This is a scare-mongering accusation from people, even Christians, who don’t want a Christian party.  This scare-mongering can take various forms.

Assertion and accusation are not proof, and we leave it to these accusers to try to prove their assertions.  In the meantime we suggest that people should press these accusers to prove their point.  As for the CP, we consider this charge to be utter nonsense.  People who make such an accusation must be very uncertain about the stability of our Parliamentary democracy, and you will be better not putting too much trust in these fearful people who think that Christian politicians are to be feared.  Rather, people should be more concerned about the Muslim Parliament and that the last Archbishop of Canterbury has suggested Sharia law is unavoidable in the UK.  This is at least a real threat.

We live in a modern democracy, introduced and promoted by Oliver Cromwell, a Christian and the father of Parliamentary democracy, whose statue stands outside the Houses of Parliament, who promoted the doctrine of Christian toleration as few others have done.  Rather than promoting a theocracy, he overturned the despotic Stuart Monarchy which believed in the divine right of kings (even to the extent of attacking their own citizens in the English Civil War, for which they were removed from the British throne, and the very thing that the UK intervened to prevent in Libya in 2011), and gave us accountable Parliamentary democracy.

Rather, the boot is on the other foot.  Aggressive humanists with their Thought Police and political correctness are worse than a theocracy.  They criminalise wrong thought and have created ‘hate crimes’.  Christians call wrong thought ‘sin’, but Christians do not criminalise sin.  Aggressive humanists are legislating for politically incorrect thinking to make it criminal behaviour.  This is worse than a theocracy - Michael Portillo called it a secular theocracy.

Sin addresses itself to bad thoughts as well as bad words and actions. Sin, as such, is not a criminal offence in Christian society.  Nor is it even a disciplinable offence in the Christian church in the modern sense of the word ‘discipline’, which is usually interpreted as punishment.  Sin is disciplinable in the sense that disciples are disciplined into, (or taught), the paths of righteousness by the teaching of Scripture.

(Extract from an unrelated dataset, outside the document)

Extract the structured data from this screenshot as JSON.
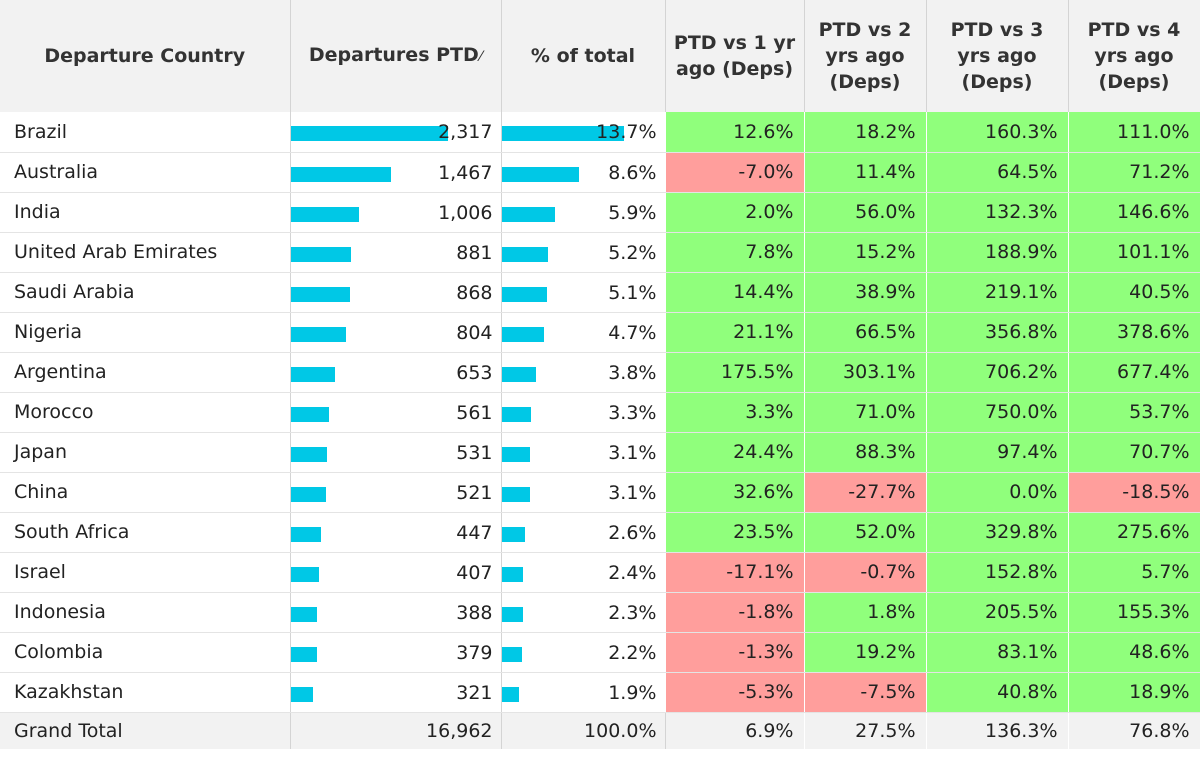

However humanists have no way to motivate sinners to keep criminal or civil law other than with the heavy stick of criminalising thoughts that they cannot tolerate - using political correctness and ‘diversity training’.  The law makes a distinction between criminal and civil law, and neither of these define sin.  Sin is breaking divine law, not breaking criminal nor civil law.  Divine law has disappeared from many people’s reckoning so that the word sin is being removed from conversational English.  It is a useful climate for scaremongering people who are frightened of Christianity.